Re: knowing your audience
by BrowserUk (Pope) on May 09, 2007 at 08:45 UTC
    You may be someone who can read code better if it has no comments: don't assume everyone is like that.

    The point is, that comments lie; code cannot.

    (Would you like some help writing a comment-stripper script?)

    No. I have an editor macro that handles that just fine thanks :)


    Examine what is said, not who speaks -- Silence betokens consent -- Love the truth but pardon error.
    "Science is about questioning the status quo. Questioning authority".
    In the absence of evidence, opinion is indistinguishable from prejudice.
      No. The point is, that comments CAN lie. But they usually don't.

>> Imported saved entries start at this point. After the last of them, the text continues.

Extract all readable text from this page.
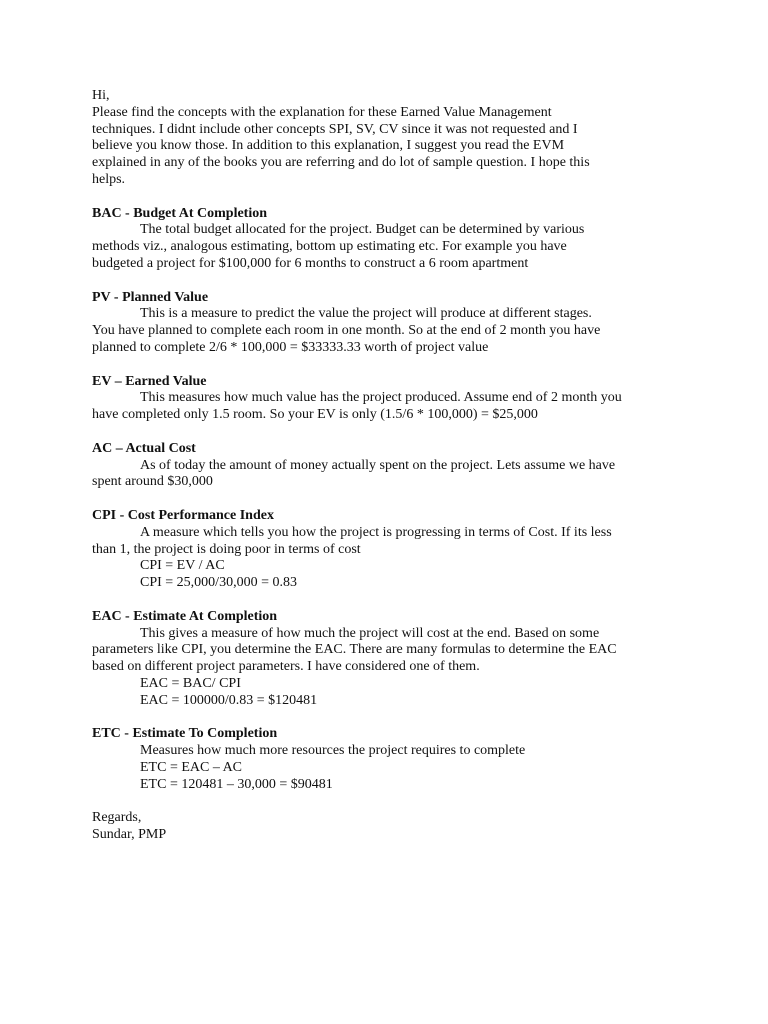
Hi,
Please find the concepts with the explanation for these Earned Value Management
techniques. I didnt include other concepts SPI, SV, CV since it was not requested and I
believe you know those. In addition to this explanation, I suggest you read the EVM
explained in any of the books you are referring and do lot of sample question. I hope this
helps.
BAC - Budget At Completion
The total budget allocated for the project. Budget can be determined by various
methods viz., analogous estimating, bottom up estimating etc. For example you have
budgeted a project for $100,000 for 6 months to construct a 6 room apartment
PV - Planned Value
This is a measure to predict the value the project will produce at different stages.
You have planned to complete each room in one month. So at the end of 2 month you have
planned to complete 2/6 * 100,000 = $33333.33 worth of project value
EV – Earned Value
This measures how much value has the project produced. Assume end of 2 month you
have completed only 1.5 room. So your EV is only (1.5/6 * 100,000) = $25,000
AC – Actual Cost
As of today the amount of money actually spent on the project. Lets assume we have
spent around $30,000
CPI - Cost Performance Index
A measure which tells you how the project is progressing in terms of Cost. If its less
than 1, the project is doing poor in terms of cost
CPI = EV / AC
CPI = 25,000/30,000 = 0.83
EAC - Estimate At Completion
This gives a measure of how much the project will cost at the end. Based on some
parameters like CPI, you determine the EAC. There are many formulas to determine the EAC
based on different project parameters. I have considered one of them.
EAC = BAC/ CPI
EAC = 100000/0.83 = $120481
ETC - Estimate To Completion
Measures how much more resources the project requires to complete
ETC = EAC – AC
ETC = 120481 – 30,000 = $90481
Regards,
Sundar, PMP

      By the same token code CAN lie -- either through complexity resulting in misinterpretation, or by function names that don't do what they say (such as a routine named die_with_errors that actually only warns). But code usually doesn't lie.

      BrowserUK:
      The first thing I do in most every piece of other peoples code I pick up is to throw away the comments (in a copy!). The second is to manually reformat the code to my personal preferences. The third is to 'fix' any obvious verbosities, by recoding them to use (my preferred) idiomatic constructs and discard any extraneous (used once intermediary) variables.

      You're a contractor aren't you. You've broken the hippocratic oath of programming - you know - the one that says "First do no harm." At the places I work, which have been with teams of 5 to 20 perl programmers of various abilities and coding styles, that sort of attitude doesn't fly. At the very least it inflicts your choice of programming style on everybody else - even if your choice of programming style is the best. At slightly worse level it removes comments that other programmers may have been using for visual cues - even if you don't use them. Getting worse it kills CVS annotation which is actually a valuable thing to have when tracking changes. And potentially the worst is that you have refactored all of the code that was probably working just fine - now rather than testing just the broken bug, you have to test for all of the other errors that you may have introduced. Good thing you have a test suite, but sometimes you don't.

      Patient: Blurp! (breathe) (wake)
      Doctor: Oh - good morning glad to see you're waking up.
      Doctor: How do you feel?
      Patient: gack!
      Doctor: Well, you're good to go now. We took care of your appendix.
      Doctor: Oh and while we were in we lipo-suctioned your abdomen, removed your gall bladder, performed a bypass, refactored your nose, placed skin grafts over your tattoes, and shrunk your stomach.
      Patient: But it was just my appendix.
      Doctor: Don't worry. I figure you're 30 pounds lighter. Your much more refactored and simple now.
      Patient: But it was just my appendix. (gasp)
      Doctor: Oh - and we removed one of your kidneys.
      Nurse: Doctor - he only had one kidney.
      Patient: (die)


      my @a=qw(random brilliant braindead); print $a[rand(@a)];

        Did you see

        (in a copy!).
        ?

        Because everything you are trying to say and imply is voided by that.

        I modify a copy. This is my way of becoming thoroughly familiar with the code I am going to work on.


        Examine what is said, not who speaks -- Silence betokens consent -- Love the truth but pardon error.
        "Science is about questioning the status quo. Questioning authority".
        In the absence of evidence, opinion is indistinguishable from prejudice.